Против дома, под деревом, стоял стол; там смерть и маленькая девочка сидели и пили чай. Между ними восседала кукла такой немыслимой красоты, что обе любовались ею даже больше, чем закатом, порой перебрасываясь фразами над кукольной головой.
— Выпей немного вина, — сказала смерть.
Девочка оглядела стол и не увидела ничего, кроме чая.
— Я не вижу здесь никакого вина, — заметила она.
— А его и нет, — согласилась смерть.
— Почему же вы сказали, что есть? — удивилась девочка.
— Я в жизни не говорила, что есть, я просто предложила тебе его выпить, — сказала смерть.
— В таком случае вы совершили бестактность, — обиделась девочка.
— Прости, милая, я сирота, — извинилась смерть, — никто не обучал меня хорошим манерам.
И тут кукла широко раскрыла глаза.
Моей бабушке, принцессе Дуне Федоровне Коликовской, и да простит она мне равнодушие ко всему сверхъестественному и повышенный интерес к самовару.
А под утро я засну с куклой под мышкой, куклой с глазами цвета золотистой лазури; она говорит на чудесном языке, будто читает стихи твоей отлетевшей тени. Кукла, маленькая моя, ты кто?
— Это не я маленькая. Это ты слишком большая.
— Но кто же ты?
— Я — это я. Может, для вас этого мало, а для куклы вполне достаточно.
Маленькая куколка счастья, она стучится в мое окно под порывами ветра. Ее платье намокло под ливнем, а лицо и руки совсем выцвели. Но кольцо по-прежнему у нее на пальце, а значит, и сила ее при ней. Зимой она колотит в окошко крошечными ножками в голубых башмачках и танцует, танцует танец холода, танец веселья — лишь бы отогреть душу, хрупкую деревянную душу, охраняющую удачу. Как только стемнеет, она с мольбой возденет руки к небу и по своему вкусу сотворит маленькую лунную ночь.
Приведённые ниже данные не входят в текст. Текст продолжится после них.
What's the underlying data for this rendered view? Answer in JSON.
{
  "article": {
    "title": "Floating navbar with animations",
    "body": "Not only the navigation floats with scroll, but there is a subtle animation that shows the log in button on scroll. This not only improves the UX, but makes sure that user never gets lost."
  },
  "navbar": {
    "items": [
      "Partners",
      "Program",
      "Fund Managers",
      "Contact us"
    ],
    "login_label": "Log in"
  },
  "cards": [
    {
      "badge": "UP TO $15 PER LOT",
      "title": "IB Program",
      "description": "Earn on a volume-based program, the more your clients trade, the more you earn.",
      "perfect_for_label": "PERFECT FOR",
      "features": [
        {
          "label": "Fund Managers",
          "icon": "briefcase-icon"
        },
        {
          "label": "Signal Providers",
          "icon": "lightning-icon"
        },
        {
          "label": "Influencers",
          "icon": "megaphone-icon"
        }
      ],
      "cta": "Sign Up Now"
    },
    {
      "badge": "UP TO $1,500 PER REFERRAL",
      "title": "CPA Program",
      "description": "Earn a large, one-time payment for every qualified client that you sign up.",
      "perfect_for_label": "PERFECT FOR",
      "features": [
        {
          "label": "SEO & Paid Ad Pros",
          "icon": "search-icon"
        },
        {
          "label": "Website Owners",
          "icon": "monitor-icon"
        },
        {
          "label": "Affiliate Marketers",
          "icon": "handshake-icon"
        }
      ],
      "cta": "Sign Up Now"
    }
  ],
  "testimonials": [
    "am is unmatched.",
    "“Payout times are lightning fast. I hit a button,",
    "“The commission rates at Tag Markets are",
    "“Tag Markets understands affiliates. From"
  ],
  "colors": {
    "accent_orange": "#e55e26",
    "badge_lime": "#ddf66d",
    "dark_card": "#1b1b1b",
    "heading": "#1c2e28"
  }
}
Ну, словом, видишь-то себя девушкой; она идет куда-то вдаль, и горизонт ей улыбается. Волны набегают — или не набегают, — но плещутся так мелодично, так нежно. Даже страшно. Но, с одной стороны, крепкое тело, золотистая кожа, чистые голубые — ну ладно, зеленые — глаза, на лбу ни морщинки, а с другой или с третьей, сверху, снизу, не знаю, изнутри — вот-вот, изнутри! — просто нищенка, попрошайка, ночующая под мостом, прижав к груди старую, облезлую куклу, вечно пьяная, потасканная, беззубая, изъеденная раком сифилитичка, и что с того, что на самом-то деле именно сегодня в отеле на краю бассейна под плотоядными взглядами многочисленных мачо ей дарована вся цветущая плодоносная Гишпания! Все равно ведь сифилитичка, нет, не в прямом смысле, не так, чтобы сломя голову мчаться к сифилитологу, но душевно, умственно изглоданная, искусанная — тебя, милочка, пожевал и выплюнул тигр: просто он был сыт, вот почему (так жить нельзя, а потому-скорее, скорее самоубиться!). Обгрызенная, изношенная, израненная, неизлечимая — несмотря на эти твои голубенькие или, ладно, так уж и быть, зелененькие глазки.
Потрепана, изъедена,
Давным-давно на грани,
И никакого смысла за этим не видать.
Впрочем, может, самоубиться как-нибудь иначе? Вернуться в Буэнос-Айрес, продолжить учебу?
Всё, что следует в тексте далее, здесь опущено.